This post is based on...
What started as a simple project for a University class in Distributed Architectures, which I named Argus (from Argus Panoptes, the all-seeing giant of Greek mythology), it is currently one of my most ambitious and complex libraries, now known as Vokter (Norwegian for watcher).
Vokter is a document store & index that combines Locality-Sensitive Hashing for K-Shingles, a fork of DiffMatchPatch, Bloom filters and Quartz cronjobs to detect changes in web documents, triggering notifications when specified keywords were either added or removed.
At a basic level, Vokter fetches web documents on a periodic basis and performs detection (comparison of occurrences between two snapshots of the same document) and matching (finding out if one of the detected differences matches a registered keyword, sending messages to attached consumers if so).
It optionally supports multi-language stopword filtering, to ignore changes in common words with no important significance, and stemming to detect changes in lexical variants. Appropriate stopword filtering and stemming algorithms are picked based on the inferred language of the document, using a N-grams Naïve Bayesian classifier.
There are two types of jobs, concurrently executed and scheduled periodically (using Quartz Scheduler): detection and matching jobs.
The detection job is responsible for fetching a new document and comparing it with the previous document, detecting textual differences between the two. To do that, the robust DiffMatchPatch algorithm is used. The matching job is responsible for querying the list of detected differences with specific requested keywords.
Harmonization of keywords-to-differences is performed by using a Bloom filter, removing differences that have a very low chance of containing the specified keywords, before using a exact comparator (character-by-character) on the remaining differences, to ensure that the detected changes contains any of the keywords.
Since the logic of difference retrieval is spread between two jobs, one that is agnostic of requests and one that is specific to the client and its keywords, Vokter reduces workload by scheduling only one detection job per watched web-page. For this, jobs are grouped into clusters, where its unique identifier is the document URL. This means that each cluster imperatively contains a single scheduled detection job and one or more matching jobs. In other words, When two clients watch the same page, only one detection job for that page is active.

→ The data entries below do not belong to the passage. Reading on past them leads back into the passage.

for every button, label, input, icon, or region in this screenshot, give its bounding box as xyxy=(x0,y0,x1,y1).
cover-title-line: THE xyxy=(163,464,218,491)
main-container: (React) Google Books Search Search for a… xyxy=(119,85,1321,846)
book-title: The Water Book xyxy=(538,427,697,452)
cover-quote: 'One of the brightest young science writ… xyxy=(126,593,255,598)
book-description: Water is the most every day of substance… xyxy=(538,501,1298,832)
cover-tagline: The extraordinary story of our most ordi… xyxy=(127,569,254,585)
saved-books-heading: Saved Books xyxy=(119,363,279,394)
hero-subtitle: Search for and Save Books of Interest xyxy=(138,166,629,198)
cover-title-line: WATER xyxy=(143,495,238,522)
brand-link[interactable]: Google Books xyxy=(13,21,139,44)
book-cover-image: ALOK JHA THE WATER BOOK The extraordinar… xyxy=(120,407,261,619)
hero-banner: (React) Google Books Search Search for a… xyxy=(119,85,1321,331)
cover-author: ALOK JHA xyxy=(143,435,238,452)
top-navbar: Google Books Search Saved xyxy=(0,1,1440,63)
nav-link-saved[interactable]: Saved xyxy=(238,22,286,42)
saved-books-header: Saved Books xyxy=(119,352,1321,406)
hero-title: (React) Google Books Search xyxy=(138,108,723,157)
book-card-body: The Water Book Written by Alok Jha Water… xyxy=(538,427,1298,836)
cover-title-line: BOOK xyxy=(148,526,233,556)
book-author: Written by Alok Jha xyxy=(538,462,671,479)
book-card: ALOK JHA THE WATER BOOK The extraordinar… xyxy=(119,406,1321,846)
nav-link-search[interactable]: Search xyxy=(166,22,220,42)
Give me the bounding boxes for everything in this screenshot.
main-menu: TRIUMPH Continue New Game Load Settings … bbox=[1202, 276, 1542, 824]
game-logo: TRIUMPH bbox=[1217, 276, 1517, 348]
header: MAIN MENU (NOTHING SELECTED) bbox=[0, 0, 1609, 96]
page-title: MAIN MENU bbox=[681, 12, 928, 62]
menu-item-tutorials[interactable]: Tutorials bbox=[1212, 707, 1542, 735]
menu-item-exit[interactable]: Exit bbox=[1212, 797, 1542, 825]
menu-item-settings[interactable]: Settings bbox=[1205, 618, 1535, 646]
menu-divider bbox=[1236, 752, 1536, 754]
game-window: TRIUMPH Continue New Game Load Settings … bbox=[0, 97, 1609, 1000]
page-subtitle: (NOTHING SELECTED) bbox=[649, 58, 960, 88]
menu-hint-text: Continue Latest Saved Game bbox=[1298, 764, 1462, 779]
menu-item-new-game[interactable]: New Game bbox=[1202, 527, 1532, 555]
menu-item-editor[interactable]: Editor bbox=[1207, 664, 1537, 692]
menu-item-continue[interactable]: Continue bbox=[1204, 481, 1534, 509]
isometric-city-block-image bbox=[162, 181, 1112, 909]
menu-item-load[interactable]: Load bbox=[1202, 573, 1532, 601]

Vokter was conceived to be able to scale and to be future-proof, and to this effect it was implemented to deal with a high number of jobs in terms of batching and persistence.
The clustering design mentioned above implies that, as the number of clients grows linearly, the detection logic remains independent of the clients and is only executed at a given set of triggers.
In terms of orchestration, there are two mechanisms created to reduce redundant resource-consumption, both in memory as well as in the database:
- if the difference detection job fails to fetch content from a specific URL after 10 consecutive attempts, the entire cluster for that URL is expired. When expiring a cluster, all of the associated client REST APIs receive a time-out call;
- every time a matching job is canceled by its client, Vokter checks if there are still matching-jobs in its cluster, and if not, the cluster is cleared from the workspace.
Documents, indexing results, found differences are all stored in MongoDB. To avoid multiple bulk operations on the database, every query (document, tokens, occurrences and differences) is covered by memory cache with an expiry duration between 20 seconds and 1 minute.
Persistence of detection and matching jobs is also covered, using a custom MongoDB Job Store by Michael Klishin and Alex Petrov.
The string of text that represents the document snapshot that was captured during the Reading phase is passed through a parser that tokenizes, filters stop-words and stems text. For every token found, its occurrences (positional index, starting character index and ending character index) in the document are stored. When a detected difference affected a token, the character indexes of its occurrences can be used to retrieve snippets of text. With this, Vokter can instantly show to user, along with the notifications of differences detected, the added text in the new snapshot or the removed text in the previous snapshot.
Because different documents can have different languages, which require specialized stemmers and stop-word filters to be used, the language must be obtained. Unlike the
Content-Type, which is often provided as a HTTP header when fetching the document, the
Accept-Language is not for the most part. Instead, Vokter infers the language from the document content using a language detector algorithm based on Bayesian probabilistic models and N-Grams, developed by Nakatani Shuyo, Fabian Kessler, Francois Roland and Robert Theis.
To ensure a concurrent architecture, where multiple parsing calls should be performed in parallel, Vokter will instance multiple parsers when deployed and store them in a blocking queue. The number of parsers corresponds to the number of cores available in the machine where Vokter was deployed to.
Vokter support for reading of a given
MediaType is provided by Reader modules, where raw content is converted into a clean string filtered of non- informative data (e.g. XML tags). These modules are loaded in a OSGi-based architecture, meaning that compiled Reader classes can be loaded or unloaded without requiring a reboot. When needed, usually when reading a new document or snapshot, Vokter will query for available Readers by
This same plugin-like architecture is implemented for Stemmer modules. Using a language detection prediction model, Vokter determines the most probable language of the document and queries on-demand for available Stemmers by language supported.
Caveats / Future Work
Despite every part of its architecture having been optimized to accommodate to a massive amount of parallel tasks, Vokter has only been used in a academic environment and has yet to be battle-tested in high-usage consumer software. If you’re using Vokter in your projects, let me know! 😀
I believe that there are currently two main issues that should be addressed with higher priority: 1) web crawling functionality; and 2) timeout of jobs when clients are missing.
One way to improve user experience is by integrating web crawling in Reader modules, allowing users to set their visit policy (e.g. number of nested documents accessed). Within the current architecture where there is a unique detection job per document, detection jobs must be sorted by link hierarchy.
Let’s imagine an example where a job 1 watches document A and a job 2 watches document B, where A has a link to B. In this case, job 2 does not need to exist as there would be redundancy of detection jobs and index storage for document B. Instead, job 1 should trigger clients linked to A and B:
- when differences are detected in A, only clients of A are notified;
- when differences are detected in B, both clients of A & B are notified.
This implies a more optimized architecture that has the potential of significantly reducing the total number of simultaneous jobs.
Orchestration for matching jobs
After an attempt to load a new snapshot of the document fails too many times, only detection jobs are timed-out. However, the system can fail to send a response to the client as well, and there is currently no way to deprecate matching jobs when the client has “disappeared and lost interest” before canceling their jobs from Vokter. This means that a high number of active detection and matching jobs might be kept alive unnecessarily.